Feig grew up dreaming of an idealized version of old Hollywood, and says he wishes the world looked the way movies did back in the 1930s. “You know, one of those supper clubs and they’re in tuxedos and they’re drinking Champagne on the dance floor,” he says. His deepest interests—films, elegant clothing and drinks—are contained in that sentiment. Feig recently collaborated on a London dry gin called Artingstall’s with Canadian distillery Minhas; the resulting bottle’s design mimics a cut-crystal decanter. His favorite bars are paragons of classicism: the Polo Bar in New York, Duke’s in London, The Hemingway Bar in Paris and Teddy’s Bar at the Hollywood Roosevelt.

Over the duration of our conversation, we talk about French pop music and the calling cards of specific Savile Row tailors. When I tell him my mother saw Jacques Dutronc live in Paris in the 1960s when my grandfather was a diplomat there, he says he and Laurie have become friends with Dutronc’s son, also a musician. I ask him what his favorite New Orleans haunts are and he laments the fact that he’s never spent much time here. I insist that he and Laurie visit when this is all over.

Outside my window, the French Quarter is bereft of humanity. Frogs and a squawking cockatoo are audible for the first time in god knows how long. On a typical Friday night, Sara and I would be on stools at bartender Chris Hannah’s Jewel of the South around the corner instead of lying awake in separate rooms, worrying if her cough is going to get worse. Right now, every bar feels impossibly distant, but I feel grateful for all of the virtual hangouts and happy hours I’ve been part of these last few weeks.

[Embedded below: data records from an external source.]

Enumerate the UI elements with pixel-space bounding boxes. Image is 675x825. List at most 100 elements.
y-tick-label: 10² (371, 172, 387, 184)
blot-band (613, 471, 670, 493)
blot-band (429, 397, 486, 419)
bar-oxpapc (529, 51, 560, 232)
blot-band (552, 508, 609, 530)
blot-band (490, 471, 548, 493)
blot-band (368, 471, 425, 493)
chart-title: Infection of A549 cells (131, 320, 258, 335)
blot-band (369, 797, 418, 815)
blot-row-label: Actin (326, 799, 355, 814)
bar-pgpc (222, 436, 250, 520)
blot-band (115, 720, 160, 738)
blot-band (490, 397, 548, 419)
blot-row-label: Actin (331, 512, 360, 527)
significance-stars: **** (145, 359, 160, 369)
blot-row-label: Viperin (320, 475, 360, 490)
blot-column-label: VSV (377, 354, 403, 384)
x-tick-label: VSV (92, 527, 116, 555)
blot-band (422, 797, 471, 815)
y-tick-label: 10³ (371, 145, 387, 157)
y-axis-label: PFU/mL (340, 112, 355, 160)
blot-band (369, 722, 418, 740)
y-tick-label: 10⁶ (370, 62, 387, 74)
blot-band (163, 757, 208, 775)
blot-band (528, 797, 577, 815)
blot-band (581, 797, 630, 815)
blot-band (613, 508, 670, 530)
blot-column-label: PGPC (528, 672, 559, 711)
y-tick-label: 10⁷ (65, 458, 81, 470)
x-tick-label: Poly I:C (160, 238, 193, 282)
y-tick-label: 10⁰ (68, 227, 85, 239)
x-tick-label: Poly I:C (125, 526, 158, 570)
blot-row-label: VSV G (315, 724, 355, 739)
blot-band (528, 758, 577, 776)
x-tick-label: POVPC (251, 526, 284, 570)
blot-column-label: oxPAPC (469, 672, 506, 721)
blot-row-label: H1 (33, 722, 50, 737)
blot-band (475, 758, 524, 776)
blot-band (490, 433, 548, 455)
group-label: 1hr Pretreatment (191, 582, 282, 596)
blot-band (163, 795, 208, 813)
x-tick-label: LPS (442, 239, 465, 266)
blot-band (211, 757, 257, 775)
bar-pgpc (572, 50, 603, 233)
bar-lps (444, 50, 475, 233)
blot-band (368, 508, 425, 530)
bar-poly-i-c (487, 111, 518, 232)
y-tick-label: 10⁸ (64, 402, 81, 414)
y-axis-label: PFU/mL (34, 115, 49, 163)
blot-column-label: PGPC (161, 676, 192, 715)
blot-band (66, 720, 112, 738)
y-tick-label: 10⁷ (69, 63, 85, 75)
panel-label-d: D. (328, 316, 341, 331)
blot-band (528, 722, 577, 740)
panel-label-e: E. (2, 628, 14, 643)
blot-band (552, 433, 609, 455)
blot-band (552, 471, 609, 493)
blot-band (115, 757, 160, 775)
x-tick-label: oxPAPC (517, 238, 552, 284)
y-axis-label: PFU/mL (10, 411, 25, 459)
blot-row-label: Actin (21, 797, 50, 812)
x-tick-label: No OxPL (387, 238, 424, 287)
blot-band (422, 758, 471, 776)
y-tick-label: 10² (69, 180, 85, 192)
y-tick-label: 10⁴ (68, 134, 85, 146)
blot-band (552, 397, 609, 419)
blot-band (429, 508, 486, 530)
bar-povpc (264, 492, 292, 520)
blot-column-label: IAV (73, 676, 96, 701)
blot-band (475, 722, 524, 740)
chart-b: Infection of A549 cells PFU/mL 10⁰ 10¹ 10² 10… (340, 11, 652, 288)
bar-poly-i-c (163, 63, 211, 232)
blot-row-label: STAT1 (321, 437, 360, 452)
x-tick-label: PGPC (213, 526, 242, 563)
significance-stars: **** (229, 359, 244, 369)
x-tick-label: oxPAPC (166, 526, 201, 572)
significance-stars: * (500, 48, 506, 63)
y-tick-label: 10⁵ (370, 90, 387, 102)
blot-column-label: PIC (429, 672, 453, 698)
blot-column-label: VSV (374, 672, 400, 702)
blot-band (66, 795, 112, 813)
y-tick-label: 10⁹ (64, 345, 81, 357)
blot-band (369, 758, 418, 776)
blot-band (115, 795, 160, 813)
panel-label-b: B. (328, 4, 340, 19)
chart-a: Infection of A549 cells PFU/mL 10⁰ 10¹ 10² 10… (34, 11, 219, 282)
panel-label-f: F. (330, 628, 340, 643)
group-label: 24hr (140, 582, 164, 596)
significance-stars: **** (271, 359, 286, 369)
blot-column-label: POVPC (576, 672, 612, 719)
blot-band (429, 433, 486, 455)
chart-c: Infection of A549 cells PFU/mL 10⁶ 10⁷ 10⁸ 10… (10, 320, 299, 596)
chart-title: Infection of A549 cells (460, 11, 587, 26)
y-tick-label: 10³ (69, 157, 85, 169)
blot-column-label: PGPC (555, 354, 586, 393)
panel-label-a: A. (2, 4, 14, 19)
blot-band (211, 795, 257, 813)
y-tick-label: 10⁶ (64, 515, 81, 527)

“I’ve spent so much time, especially in the last four years, going ‘Is the internet a terrible thing? Is it ruining our lives?’” says Feig. “And in a lot of ways it was. But then this happened. Can you imagine going through this without the internet? We would all be going out of our minds. And this keeps us all sane—having a drinks party almost every night with somebody.”

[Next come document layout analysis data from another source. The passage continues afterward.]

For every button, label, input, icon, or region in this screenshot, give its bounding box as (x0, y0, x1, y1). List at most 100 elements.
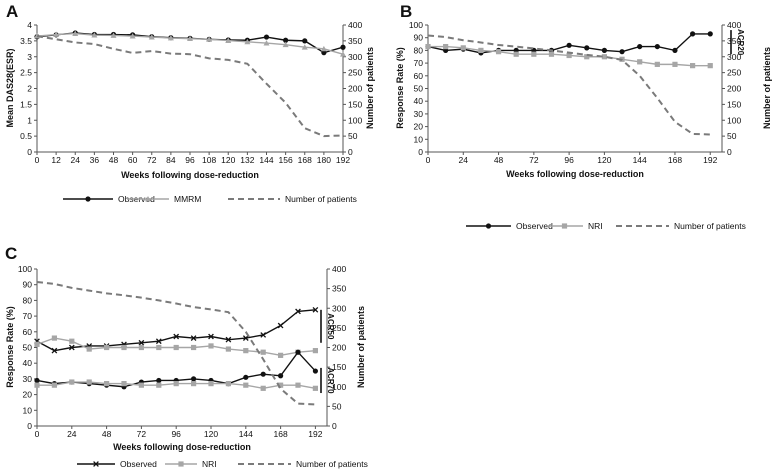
chart-a-x-title: Weeks following dose-reduction (121, 170, 259, 180)
chart-a-xtick-label: 0 (35, 155, 40, 165)
chart-c-series-nri-acr70-point (156, 382, 162, 388)
chart-a-legend-marker (85, 196, 91, 202)
chart-c-legend-marker (93, 461, 99, 467)
chart-c-series-observed-acr50-point (312, 306, 319, 313)
chart-c-legend: Observed NRI Number of patients (77, 459, 368, 469)
chart-b-series-nri-point (548, 51, 555, 57)
chart-a-y2tick-label: 0 (348, 147, 353, 157)
chart-a-xtick-label: 24 (71, 155, 81, 165)
chart-a-xtick-label: 36 (90, 155, 100, 165)
chart-c-series-nri-acr50-point (312, 348, 318, 354)
chart-b-ytick-label: 40 (414, 96, 424, 106)
chart-c-xtick-label: 120 (204, 429, 218, 439)
chart-c-series-nri-acr50-point (86, 346, 92, 352)
chart-a-xtick-label: 144 (259, 155, 273, 165)
chart-c-series-observed-acr70-point (278, 373, 284, 379)
chart-c-y-title: Response Rate (%) (5, 306, 15, 388)
chart-b-y2tick-label: 400 (727, 20, 741, 30)
chart-c-series-observed-acr50-point-stroke (138, 339, 145, 346)
chart-b-y2tick-label: 300 (727, 52, 741, 62)
chart-a-legend-label: MMRM (174, 194, 201, 204)
chart-c-legend-label: NRI (202, 459, 217, 469)
chart-b-y2tick-label: 250 (727, 68, 741, 78)
chart-b-xtick-label: 120 (597, 155, 611, 165)
chart-c-xtick-label: 24 (67, 429, 77, 439)
chart-c-series-observed-acr50-point-stroke (173, 333, 180, 340)
chart-a-series-mmrm-point (225, 37, 232, 43)
chart-a-y2tick-label: 250 (348, 68, 362, 78)
chart-b-legend-marker (561, 223, 568, 229)
chart-a-xtick-label: 108 (202, 155, 216, 165)
panel-letter-a: A (6, 2, 18, 21)
chart-c-series-observed-acr70-point (295, 349, 301, 355)
chart-c-ytick-label: 40 (23, 358, 33, 368)
chart-b-ytick-label: 100 (409, 20, 423, 30)
chart-c-series-number-of-patients-line (36, 280, 316, 406)
chart-c-ytick-label: 10 (23, 405, 33, 415)
chart-c-series-observed-acr50-point (173, 333, 180, 340)
chart-a-series-observed-point (340, 44, 346, 50)
chart-a-series-mmrm-point (110, 32, 117, 38)
chart-a-series-observed-point (302, 38, 308, 44)
chart-a-series-mmrm-point (91, 32, 98, 38)
chart-a-series-mmrm-point (244, 38, 251, 45)
chart-a-y2-title: Number of patients (365, 47, 375, 129)
chart-a-series-observed-point (321, 50, 327, 56)
chart-c-series-nri-acr70-point (173, 381, 179, 387)
chart-c-y2tick-label: 300 (332, 303, 346, 313)
chart-b-series-nri-point (637, 59, 643, 65)
chart-a-xtick-label: 180 (317, 155, 331, 165)
chart-c-series-nri-acr50-point (69, 338, 75, 344)
chart-c-series-observed-acr70-point (191, 376, 197, 382)
chart-b-series-number-of-patients-line (427, 34, 711, 136)
chart-c-xtick-label: 48 (102, 429, 112, 439)
chart-c-series-observed-acr50-point-stroke (225, 336, 232, 343)
chart-c-legend-marker-stroke (93, 461, 99, 467)
chart-c-series-nri-acr70-point (225, 381, 231, 387)
chart-a-ytick-label: 0 (27, 147, 32, 157)
chart-b-ytick-label: 80 (414, 45, 424, 55)
chart-c-series-observed-acr70-point (34, 377, 40, 384)
chart-a-series-mmrm-point (167, 35, 174, 41)
chart-c-series-observed-acr70-point (156, 377, 162, 384)
chart-a-y2tick-label: 400 (348, 20, 362, 30)
chart-c-bracket-label-acr50: ACR50 (326, 313, 335, 340)
chart-b-xtick-label: 96 (564, 155, 574, 165)
chart-c-series-observed-acr50-point (51, 347, 58, 354)
chart-b-y-title: Response Rate (%) (395, 47, 405, 129)
chart-c-series-observed-acr50-point-stroke (190, 335, 197, 341)
chart-c-series-observed-acr50-point-stroke (51, 347, 58, 354)
chart-b-series-observed-point (707, 31, 713, 37)
chart-c-ytick-label: 90 (23, 280, 33, 290)
chart-a-ytick-label: 1.5 (20, 99, 32, 109)
chart-b-xtick-label: 168 (668, 155, 682, 165)
chart-c-series-nri-acr70-point (295, 382, 301, 388)
chart-b-series-nri-point (601, 54, 607, 60)
chart-c-series-nri-acr70-point (138, 382, 144, 388)
chart-a-series-mmrm-point (187, 35, 193, 42)
chart-c-series-nri-acr50-point (260, 349, 266, 355)
chart-c-series-observed-acr50-point (138, 339, 145, 346)
chart-c-series-observed-acr50-point-stroke (155, 338, 162, 345)
chart-b-series-observed-point (654, 43, 660, 50)
chart-c-series-nri-acr70-point (191, 381, 197, 387)
chart-a-series-mmrm-point (340, 51, 346, 57)
chart-c-series-observed-acr50-point-stroke (277, 322, 284, 329)
chart-a-y2tick-label: 300 (348, 52, 362, 62)
panel-letter-b: B (400, 2, 412, 21)
chart-a-xtick-label: 84 (166, 155, 176, 165)
chart-b: 0 10 20 30 40 50 60 70 80 90 100 0 50 100 150 200 250 300… (395, 20, 772, 231)
chart-b-ytick-label: 50 (414, 84, 424, 94)
chart-b-series-observed-point (690, 31, 696, 37)
chart-c-series-observed-acr70-point (243, 374, 249, 380)
chart-a-xtick-label: 168 (298, 155, 312, 165)
chart-a-series-mmrm-point (282, 41, 289, 48)
chart-c-series-nri-acr50-point (34, 341, 40, 347)
chart-a-series-number-of-patients-line (36, 35, 344, 138)
chart-c-series-observed-acr50-point-stroke (208, 333, 214, 340)
chart-c-series-observed-acr50-point-stroke (68, 344, 75, 351)
chart-a-xtick-label: 192 (336, 155, 350, 165)
chart-a-series-mmrm-point (301, 44, 308, 50)
chart-a-xtick-label: 60 (128, 155, 138, 165)
chart-a-series-mmrm-point (148, 34, 155, 40)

Like so many of us raiding our liquor cabinets, Feig’s cocktail hour is haphazard— substitute ingredients are often required—but they’re a gleeful and self-deprecating love letter to professional bartenders around the world. “I’ve called up my favorite places and said, ‘Let me know when you’re gonna have to take people off of payroll,’” he says. “‘Let me please donate something because I want to keep this gang together.’” (Last Saturday evening, while slurring “shlingapore shling,” Feig pledged $10,000 to the United States Bartenders Guild and urged his viewers to contribute what they could.)

Before we hang up, he asks me to pass on his thanks to Sara for her work as a nurse and we say our goodbyes. I put on my mask and peek into Sara’s bedroom to see if she needs anything. Then I straighten my tie, and go to the cupboard to see what I can cobble together to approximate a Vieux Carré.